Published online by Cambridge University Press: 18 July 2009
In the study of the causes of suicide, we would then approach the greatest possible ideal when we would know about the entire life of the suicide, his character, his nervous system, the hereditary characteristics of his nature, when we would have information about his parents and close relatives, [when we would] know about his surrounding environment.
I. O. Zubov, “Suicide in Lifliand Province,” 1902A column on city life in a popular magazine from 1859 opened with the following observation: “By some strange chance, the last month was most abundant in suicides which are usually rather rare in Petersburg.
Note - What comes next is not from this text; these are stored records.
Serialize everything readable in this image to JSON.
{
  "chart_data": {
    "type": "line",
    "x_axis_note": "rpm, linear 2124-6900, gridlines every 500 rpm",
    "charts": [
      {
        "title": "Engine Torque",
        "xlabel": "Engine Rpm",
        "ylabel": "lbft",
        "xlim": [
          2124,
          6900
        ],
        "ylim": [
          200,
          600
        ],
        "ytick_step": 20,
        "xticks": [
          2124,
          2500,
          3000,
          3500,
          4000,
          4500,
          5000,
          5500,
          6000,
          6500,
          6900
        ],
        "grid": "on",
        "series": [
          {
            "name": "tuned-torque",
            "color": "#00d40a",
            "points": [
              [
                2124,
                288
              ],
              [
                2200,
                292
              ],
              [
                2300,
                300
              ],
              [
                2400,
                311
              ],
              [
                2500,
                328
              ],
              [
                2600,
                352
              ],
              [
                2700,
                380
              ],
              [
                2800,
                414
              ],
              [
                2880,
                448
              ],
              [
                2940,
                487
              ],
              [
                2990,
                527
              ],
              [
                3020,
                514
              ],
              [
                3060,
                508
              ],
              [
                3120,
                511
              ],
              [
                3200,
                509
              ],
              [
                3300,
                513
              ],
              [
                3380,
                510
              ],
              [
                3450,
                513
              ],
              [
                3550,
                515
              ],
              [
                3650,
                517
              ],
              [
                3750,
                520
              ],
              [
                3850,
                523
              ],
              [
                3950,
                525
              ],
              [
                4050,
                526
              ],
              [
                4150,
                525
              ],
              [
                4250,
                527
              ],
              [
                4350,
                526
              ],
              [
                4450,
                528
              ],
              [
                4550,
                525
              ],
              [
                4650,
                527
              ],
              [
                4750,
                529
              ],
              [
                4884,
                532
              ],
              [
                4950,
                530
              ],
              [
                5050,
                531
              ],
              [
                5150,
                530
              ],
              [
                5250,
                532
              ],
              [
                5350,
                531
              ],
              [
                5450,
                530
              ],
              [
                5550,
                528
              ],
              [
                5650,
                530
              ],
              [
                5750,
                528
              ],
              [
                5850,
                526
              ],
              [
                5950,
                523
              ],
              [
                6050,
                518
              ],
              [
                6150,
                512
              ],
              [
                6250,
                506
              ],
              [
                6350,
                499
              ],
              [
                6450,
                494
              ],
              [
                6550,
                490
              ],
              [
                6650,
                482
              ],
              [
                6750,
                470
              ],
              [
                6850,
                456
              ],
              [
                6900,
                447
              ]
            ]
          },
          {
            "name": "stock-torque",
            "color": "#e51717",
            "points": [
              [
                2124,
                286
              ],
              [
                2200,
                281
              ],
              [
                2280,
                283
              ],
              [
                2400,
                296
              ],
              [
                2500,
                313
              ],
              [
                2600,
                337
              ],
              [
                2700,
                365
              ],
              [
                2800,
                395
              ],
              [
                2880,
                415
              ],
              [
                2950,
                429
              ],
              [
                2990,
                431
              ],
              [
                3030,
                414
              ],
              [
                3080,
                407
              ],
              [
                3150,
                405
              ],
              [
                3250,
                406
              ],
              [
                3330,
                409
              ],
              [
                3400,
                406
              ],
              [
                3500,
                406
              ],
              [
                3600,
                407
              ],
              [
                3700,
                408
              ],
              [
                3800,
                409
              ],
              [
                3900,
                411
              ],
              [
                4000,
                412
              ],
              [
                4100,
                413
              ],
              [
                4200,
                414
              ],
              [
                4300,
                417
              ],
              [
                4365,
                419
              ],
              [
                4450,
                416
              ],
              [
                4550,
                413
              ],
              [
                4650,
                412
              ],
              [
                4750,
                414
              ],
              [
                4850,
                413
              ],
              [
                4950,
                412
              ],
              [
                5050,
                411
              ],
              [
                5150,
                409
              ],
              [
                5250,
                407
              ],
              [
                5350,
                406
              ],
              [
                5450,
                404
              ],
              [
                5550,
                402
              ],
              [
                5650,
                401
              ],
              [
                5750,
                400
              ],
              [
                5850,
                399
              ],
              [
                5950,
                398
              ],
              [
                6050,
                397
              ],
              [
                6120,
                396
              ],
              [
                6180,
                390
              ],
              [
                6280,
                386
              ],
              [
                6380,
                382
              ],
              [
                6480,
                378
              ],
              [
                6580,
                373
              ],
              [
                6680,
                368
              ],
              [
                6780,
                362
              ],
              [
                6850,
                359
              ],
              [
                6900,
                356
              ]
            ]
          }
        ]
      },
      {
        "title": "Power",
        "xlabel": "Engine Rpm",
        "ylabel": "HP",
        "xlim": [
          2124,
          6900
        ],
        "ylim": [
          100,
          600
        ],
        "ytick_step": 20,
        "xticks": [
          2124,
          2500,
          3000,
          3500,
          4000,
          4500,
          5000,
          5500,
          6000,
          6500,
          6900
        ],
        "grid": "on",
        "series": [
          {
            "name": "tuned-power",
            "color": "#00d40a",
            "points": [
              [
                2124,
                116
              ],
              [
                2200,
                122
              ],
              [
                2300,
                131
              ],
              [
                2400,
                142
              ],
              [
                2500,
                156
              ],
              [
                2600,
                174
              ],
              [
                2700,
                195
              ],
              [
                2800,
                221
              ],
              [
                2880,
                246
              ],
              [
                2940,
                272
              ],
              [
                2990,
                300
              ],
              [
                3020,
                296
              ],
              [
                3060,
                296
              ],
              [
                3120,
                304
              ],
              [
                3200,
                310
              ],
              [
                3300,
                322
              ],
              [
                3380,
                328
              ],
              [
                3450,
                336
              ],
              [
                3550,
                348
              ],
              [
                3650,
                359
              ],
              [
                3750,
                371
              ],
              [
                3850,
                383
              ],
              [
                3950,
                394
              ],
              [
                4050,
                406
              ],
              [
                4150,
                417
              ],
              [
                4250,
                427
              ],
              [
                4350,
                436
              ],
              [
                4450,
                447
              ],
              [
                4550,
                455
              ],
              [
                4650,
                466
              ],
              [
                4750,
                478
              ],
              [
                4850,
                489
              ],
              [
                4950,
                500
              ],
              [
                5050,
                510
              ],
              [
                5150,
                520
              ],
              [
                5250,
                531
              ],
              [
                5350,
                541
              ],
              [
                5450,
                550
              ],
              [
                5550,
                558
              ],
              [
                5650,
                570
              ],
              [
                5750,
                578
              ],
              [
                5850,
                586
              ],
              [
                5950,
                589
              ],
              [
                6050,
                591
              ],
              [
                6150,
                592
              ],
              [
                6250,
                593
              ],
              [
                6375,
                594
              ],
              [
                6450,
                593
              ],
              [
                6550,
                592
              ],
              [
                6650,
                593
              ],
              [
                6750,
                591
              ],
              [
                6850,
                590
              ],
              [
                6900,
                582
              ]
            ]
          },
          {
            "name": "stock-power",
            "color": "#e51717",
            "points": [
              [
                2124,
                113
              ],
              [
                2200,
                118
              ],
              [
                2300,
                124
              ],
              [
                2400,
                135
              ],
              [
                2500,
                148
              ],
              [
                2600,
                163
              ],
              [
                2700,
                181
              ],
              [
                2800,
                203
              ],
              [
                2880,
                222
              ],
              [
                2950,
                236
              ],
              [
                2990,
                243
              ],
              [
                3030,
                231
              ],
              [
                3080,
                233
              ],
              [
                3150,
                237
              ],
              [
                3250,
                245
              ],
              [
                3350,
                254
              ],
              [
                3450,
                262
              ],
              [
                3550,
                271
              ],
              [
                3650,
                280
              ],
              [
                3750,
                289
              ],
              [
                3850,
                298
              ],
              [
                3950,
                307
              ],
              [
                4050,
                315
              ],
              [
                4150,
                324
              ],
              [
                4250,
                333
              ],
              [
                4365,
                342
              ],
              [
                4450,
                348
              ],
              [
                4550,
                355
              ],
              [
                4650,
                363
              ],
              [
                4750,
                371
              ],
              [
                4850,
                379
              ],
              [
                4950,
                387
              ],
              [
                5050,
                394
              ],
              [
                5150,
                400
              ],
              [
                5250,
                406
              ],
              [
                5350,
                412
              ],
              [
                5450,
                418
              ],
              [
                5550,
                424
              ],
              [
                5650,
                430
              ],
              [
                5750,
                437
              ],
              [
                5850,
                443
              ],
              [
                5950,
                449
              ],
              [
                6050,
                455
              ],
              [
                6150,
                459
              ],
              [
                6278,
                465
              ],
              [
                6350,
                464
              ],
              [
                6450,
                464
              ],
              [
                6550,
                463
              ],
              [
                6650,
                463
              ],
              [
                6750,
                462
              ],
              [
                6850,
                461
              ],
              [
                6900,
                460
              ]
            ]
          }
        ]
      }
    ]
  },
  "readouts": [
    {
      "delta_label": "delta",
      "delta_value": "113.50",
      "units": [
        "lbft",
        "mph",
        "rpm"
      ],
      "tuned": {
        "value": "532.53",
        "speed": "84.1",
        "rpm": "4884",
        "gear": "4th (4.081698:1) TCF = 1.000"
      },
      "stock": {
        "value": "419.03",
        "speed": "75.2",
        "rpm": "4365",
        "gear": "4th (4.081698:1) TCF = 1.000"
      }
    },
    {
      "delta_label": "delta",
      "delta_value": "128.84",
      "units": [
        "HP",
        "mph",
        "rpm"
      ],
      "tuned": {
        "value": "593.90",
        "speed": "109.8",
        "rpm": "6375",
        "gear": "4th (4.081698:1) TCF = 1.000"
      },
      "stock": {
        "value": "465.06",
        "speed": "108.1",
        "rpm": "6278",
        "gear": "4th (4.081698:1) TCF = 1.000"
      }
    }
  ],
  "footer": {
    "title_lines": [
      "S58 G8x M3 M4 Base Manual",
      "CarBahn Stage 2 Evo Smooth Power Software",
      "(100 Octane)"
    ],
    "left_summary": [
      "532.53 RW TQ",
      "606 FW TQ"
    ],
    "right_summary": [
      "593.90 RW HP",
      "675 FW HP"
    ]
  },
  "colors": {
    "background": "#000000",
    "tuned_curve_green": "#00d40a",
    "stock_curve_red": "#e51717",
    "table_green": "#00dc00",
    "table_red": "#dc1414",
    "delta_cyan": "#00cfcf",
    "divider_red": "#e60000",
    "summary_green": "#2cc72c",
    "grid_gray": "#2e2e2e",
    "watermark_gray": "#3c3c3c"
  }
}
And there were six cases.” After listing the names and social identities of the victims as well as the methods they used, the report went on to muse about the significance of numbers: “Statisticians would very likely extract some weighty speculation about the influence of the month of January on the resolution to take one's life, but statistical conclusions in our skeptical age – being just as hard to believe as official figures and official phrases – have lost their influence.”
Though its conclusion was premature, this mocking commentary foreshadowed important developments. From the late 1860s through the end of the imperial era, suicide was a standard component in the reporting of city life, and columns on everyday incidents and crime proved popular among the readers. Equally striking was the irresistible urge to quantify – to compile statistics based on these new public, rather than bureaucratic sources.